If you're new to running GATK on a cloud-based platform, or new to Terra, this information will help get you started. From pre-processing raw sequencing data through variant calling and joint calling, showcase workspaces provide fully reproducible workflows for critical use-cases and include extensive documentation and sample data to practice on.
For slides and notebooks-based tutorials from GATK workshops, see this blog post.
Click here for GATK workshop videos on YouTube.
- What are the GATK Best Practices workflow workspaces?
- What input files does a workflow accept?
- How do I link data to a workspace and run a GATK workflow?
- How do I change the input/output files a workflow uses?
What are GATK Best Practice showcase workspaces?
GATK Best Practices showcases are curated template workspaces that demonstrate all the components of a complete project workspace: analysis tools, sample data, and extensive documentation. They feature pipelining workflows for use-cases including preprocessing genomics data, variant discovery for germline and somatic SNPs and Indels, copy number and structural variations. You can explore the featured workspaces in read-only mode, or clone a copy to your own billing project (or free credits) and try running on the included sample or on your own data.

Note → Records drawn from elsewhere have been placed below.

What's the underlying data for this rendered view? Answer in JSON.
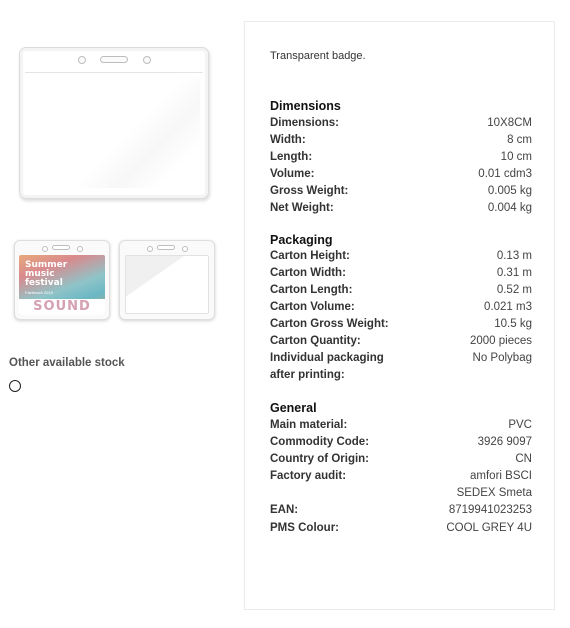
{
  "product": {
    "description": "Transparent badge.",
    "thumb1": {
      "poster_title": "Summer music festival",
      "poster_subtitle": "Fairbeach 2015",
      "poster_word": "SOUND"
    }
  },
  "stock": {
    "label": "Other available stock"
  },
  "specs": {
    "dimensions": {
      "title": "Dimensions",
      "rows": [
        {
          "k": "Dimensions:",
          "v": "10X8CM"
        },
        {
          "k": "Width:",
          "v": "8 cm"
        },
        {
          "k": "Length:",
          "v": "10 cm"
        },
        {
          "k": "Volume:",
          "v": "0.01 cdm3"
        },
        {
          "k": "Gross Weight:",
          "v": "0.005 kg"
        },
        {
          "k": "Net Weight:",
          "v": "0.004 kg"
        }
      ]
    },
    "packaging": {
      "title": "Packaging",
      "rows": [
        {
          "k": "Carton Height:",
          "v": "0.13 m"
        },
        {
          "k": "Carton Width:",
          "v": "0.31 m"
        },
        {
          "k": "Carton Length:",
          "v": "0.52 m"
        },
        {
          "k": "Carton Volume:",
          "v": "0.021 m3"
        },
        {
          "k": "Carton Gross Weight:",
          "v": "10.5 kg"
        },
        {
          "k": "Carton Quantity:",
          "v": "2000 pieces"
        },
        {
          "k": "Individual packaging",
          "v": "No Polybag"
        },
        {
          "k": "after printing:",
          "v": ""
        }
      ]
    },
    "general": {
      "title": "General",
      "rows": [
        {
          "k": "Main material:",
          "v": "PVC"
        },
        {
          "k": "Commodity Code:",
          "v": "3926 9097"
        },
        {
          "k": "Country of Origin:",
          "v": "CN"
        },
        {
          "k": "Factory audit:",
          "v": "amfori BSCI"
        },
        {
          "k": "",
          "v": "SEDEX Smeta"
        },
        {
          "k": "EAN:",
          "v": "8719941023253"
        },
        {
          "k": "PMS Colour:",
          "v": "COOL GREY 4U"
        }
      ]
    }
  }
}
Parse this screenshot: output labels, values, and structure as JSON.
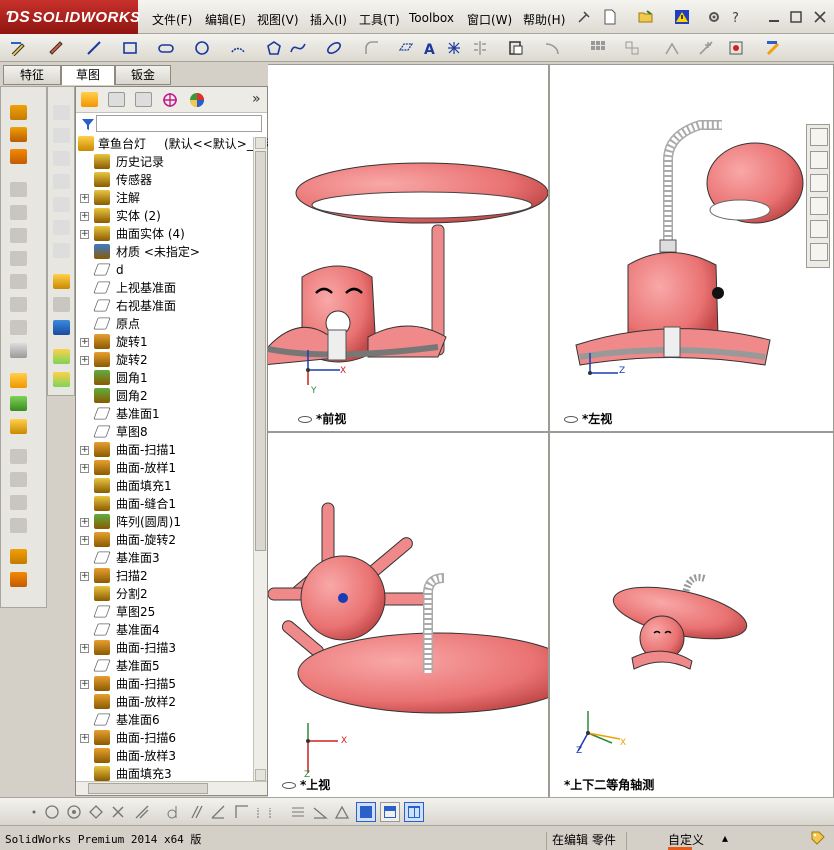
{
  "app": {
    "logo_brand": "SOLIDWORKS"
  },
  "menu": [
    "文件(F)",
    "编辑(E)",
    "视图(V)",
    "插入(I)",
    "工具(T)",
    "Toolbox",
    "窗口(W)",
    "帮助(H)"
  ],
  "tabs": [
    "特征",
    "草图",
    "钣金"
  ],
  "tree": {
    "root_label": "章鱼台灯",
    "root_config": "(默认<<默认>_显示",
    "filter_icon": "filter-icon",
    "items": [
      {
        "label": "历史记录",
        "expand": false,
        "icon": "history-icon",
        "color": "#e8c640"
      },
      {
        "label": "传感器",
        "expand": false,
        "icon": "sensor-icon",
        "color": "#e8c640"
      },
      {
        "label": "注解",
        "expand": true,
        "icon": "annotation-icon",
        "color": "#e8c640"
      },
      {
        "label": "实体 (2)",
        "expand": true,
        "icon": "solid-body-icon",
        "color": "#e8c640"
      },
      {
        "label": "曲面实体 (4)",
        "expand": true,
        "icon": "surface-body-icon",
        "color": "#e8c640"
      },
      {
        "label": "材质 <未指定>",
        "expand": false,
        "icon": "material-icon",
        "color": "#3a7acb"
      },
      {
        "label": "d",
        "expand": false,
        "icon": "plane-icon",
        "color": "#ffffff"
      },
      {
        "label": "上视基准面",
        "expand": false,
        "icon": "plane-icon",
        "color": "#ffffff"
      },
      {
        "label": "右视基准面",
        "expand": false,
        "icon": "plane-icon",
        "color": "#ffffff"
      },
      {
        "label": "原点",
        "expand": false,
        "icon": "origin-icon",
        "color": "#ffffff"
      },
      {
        "label": "旋转1",
        "expand": true,
        "icon": "revolve-icon",
        "color": "#e8a030"
      },
      {
        "label": "旋转2",
        "expand": true,
        "icon": "revolve-icon",
        "color": "#e8a030"
      },
      {
        "label": "圆角1",
        "expand": false,
        "icon": "fillet-icon",
        "color": "#5fae3f"
      },
      {
        "label": "圆角2",
        "expand": false,
        "icon": "fillet-icon",
        "color": "#5fae3f"
      },
      {
        "label": "基准面1",
        "expand": false,
        "icon": "plane-icon",
        "color": "#ffffff"
      },
      {
        "label": "草图8",
        "expand": false,
        "icon": "sketch-icon",
        "color": "#ffffff"
      },
      {
        "label": "曲面-扫描1",
        "expand": true,
        "icon": "sweep-icon",
        "color": "#e8a030"
      },
      {
        "label": "曲面-放样1",
        "expand": true,
        "icon": "loft-icon",
        "color": "#e8a030"
      },
      {
        "label": "曲面填充1",
        "expand": false,
        "icon": "fill-icon",
        "color": "#e8c640"
      },
      {
        "label": "曲面-缝合1",
        "expand": false,
        "icon": "knit-icon",
        "color": "#e8c640"
      },
      {
        "label": "阵列(圆周)1",
        "expand": true,
        "icon": "pattern-icon",
        "color": "#5fae3f"
      },
      {
        "label": "曲面-旋转2",
        "expand": true,
        "icon": "revolve-icon",
        "color": "#e8a030"
      },
      {
        "label": "基准面3",
        "expand": false,
        "icon": "plane-icon",
        "color": "#ffffff"
      },
      {
        "label": "扫描2",
        "expand": true,
        "icon": "sweep-icon",
        "color": "#e8a030"
      },
      {
        "label": "分割2",
        "expand": false,
        "icon": "split-icon",
        "color": "#e8c640"
      },
      {
        "label": "草图25",
        "expand": false,
        "icon": "sketch-icon",
        "color": "#ffffff"
      },
      {
        "label": "基准面4",
        "expand": false,
        "icon": "plane-icon",
        "color": "#ffffff"
      },
      {
        "label": "曲面-扫描3",
        "expand": true,
        "icon": "sweep-icon",
        "color": "#e8a030"
      },
      {
        "label": "基准面5",
        "expand": false,
        "icon": "plane-icon",
        "color": "#ffffff"
      },
      {
        "label": "曲面-扫描5",
        "expand": true,
        "icon": "sweep-icon",
        "color": "#e8a030"
      },
      {
        "label": "曲面-放样2",
        "expand": false,
        "icon": "loft-icon",
        "color": "#e8a030"
      },
      {
        "label": "基准面6",
        "expand": false,
        "icon": "plane-icon",
        "color": "#ffffff"
      },
      {
        "label": "曲面-扫描6",
        "expand": true,
        "icon": "sweep-icon",
        "color": "#e8a030"
      },
      {
        "label": "曲面-放样3",
        "expand": false,
        "icon": "loft-icon",
        "color": "#e8a030"
      },
      {
        "label": "曲面填充3",
        "expand": false,
        "icon": "fill-icon",
        "color": "#e8c640"
      }
    ]
  },
  "viewports": {
    "front": "*前视",
    "left": "*左视",
    "top": "*上视",
    "iso": "*上下二等角轴测"
  },
  "axes": {
    "x": "X",
    "y": "Y",
    "z": "Z"
  },
  "status": {
    "version": "SolidWorks Premium 2014 x64 版",
    "mode": "在编辑 零件",
    "custom": "自定义",
    "arrow": "▴"
  },
  "colors": {
    "model": "#f08080",
    "model_dark": "#d05a5a",
    "accent": "#c8312c"
  }
}
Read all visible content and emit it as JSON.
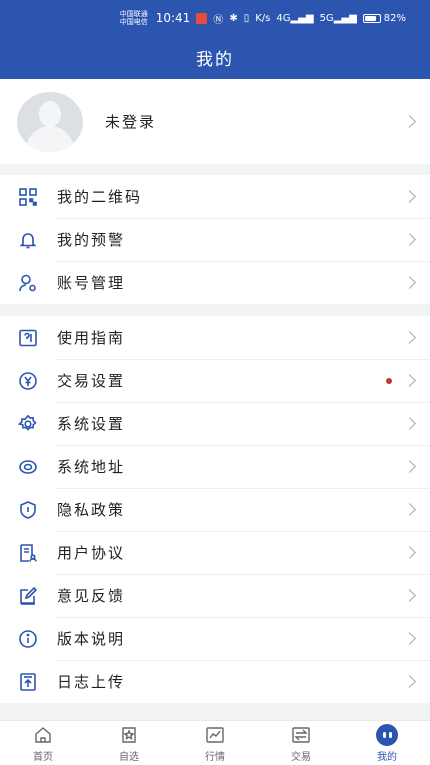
{
  "status_bar": {
    "carrier_top": "中国联通",
    "carrier_bottom": "中国电信",
    "time": "10:41",
    "network_a": "4G",
    "network_b": "5G",
    "speed": "K/s",
    "battery": "82%",
    "battery_level": 0.82
  },
  "header": {
    "title": "我的"
  },
  "profile": {
    "label": "未登录"
  },
  "group1": [
    {
      "icon": "qr-code-icon",
      "label": "我的二维码"
    },
    {
      "icon": "bell-icon",
      "label": "我的预警"
    },
    {
      "icon": "user-account-icon",
      "label": "账号管理"
    }
  ],
  "group2": [
    {
      "icon": "guide-icon",
      "label": "使用指南"
    },
    {
      "icon": "yen-icon",
      "label": "交易设置",
      "badge": true
    },
    {
      "icon": "gear-icon",
      "label": "系统设置"
    },
    {
      "icon": "eye-icon",
      "label": "系统地址"
    },
    {
      "icon": "shield-icon",
      "label": "隐私政策"
    },
    {
      "icon": "user-doc-icon",
      "label": "用户协议"
    },
    {
      "icon": "edit-icon",
      "label": "意见反馈"
    },
    {
      "icon": "info-icon",
      "label": "版本说明"
    },
    {
      "icon": "upload-icon",
      "label": "日志上传"
    }
  ],
  "tabbar": [
    {
      "icon": "home-icon",
      "label": "首页"
    },
    {
      "icon": "star-icon",
      "label": "自选"
    },
    {
      "icon": "chart-icon",
      "label": "行情"
    },
    {
      "icon": "trade-icon",
      "label": "交易"
    },
    {
      "icon": "mine-icon",
      "label": "我的",
      "active": true
    }
  ],
  "colors": {
    "primary": "#2c55b0",
    "badge": "#c0392b"
  }
}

To learn more about GATK Best Practices, see this documentation.
- Germline SNPs and Indels variant discovery (hg38)
- Exome analysis pipeline
- Somatic CNVs GATK4
- Somatic SNVs - Indels GATK4
- RNA Germline Variant Calling GATK4
- Whole Genome Analysis Pipeline
- CNN variant filter
- Germline SNPs and Indels variant discovery (hg37)
- Mitochondrial SNPs and Indels variant discovery
What input file types does a workflow accept?
Most of the Broad's GATK workflows accept unaligned BAM files (uBAM). For the exact specifications, see this document.
Note: If your data files are not in unmapped BAM format, check out this sequence file conversion workspace. It contains workflows for converting the following formats for use in GATK analysis tools:
- Interleaved FASTQ to paired FASTQ
- Paired FASTQ to unmapped BAM
- BAM to unmapped BAM
- CRAM to BAM
How do I link data to a workspace for processing by a workflow?
Your workflows need to know where to find the input data stored in the Cloud. You can enter the complete file paths for a single input in the workflow card, or use the data table to store metadata for your input file, which also helps keep data organized.
For step-by-step instructions on how to populate the workspace data table, a video, and practice exercises, see this article.
How to run a workflow on data in a data table
To run a workflow on data in the data table, select the data (arrow in screenshot), choose the "Open With" button, and select the "Workflow" option (circled):
Note that showcase workflows are preconfigured to write metadata for output files to your data table, which streamlines downstream analysis.
How do I change the input/output files a workflow uses?
Showcase workspaces are pre-configured to run on sample data included in the workspace. To run on your own data, you will need to update your workspace data table to include your own data. You can use the Terra interface to change input or output file names or locations. See this article for step-by-step instructions, a video tutorial, and a practice exercise.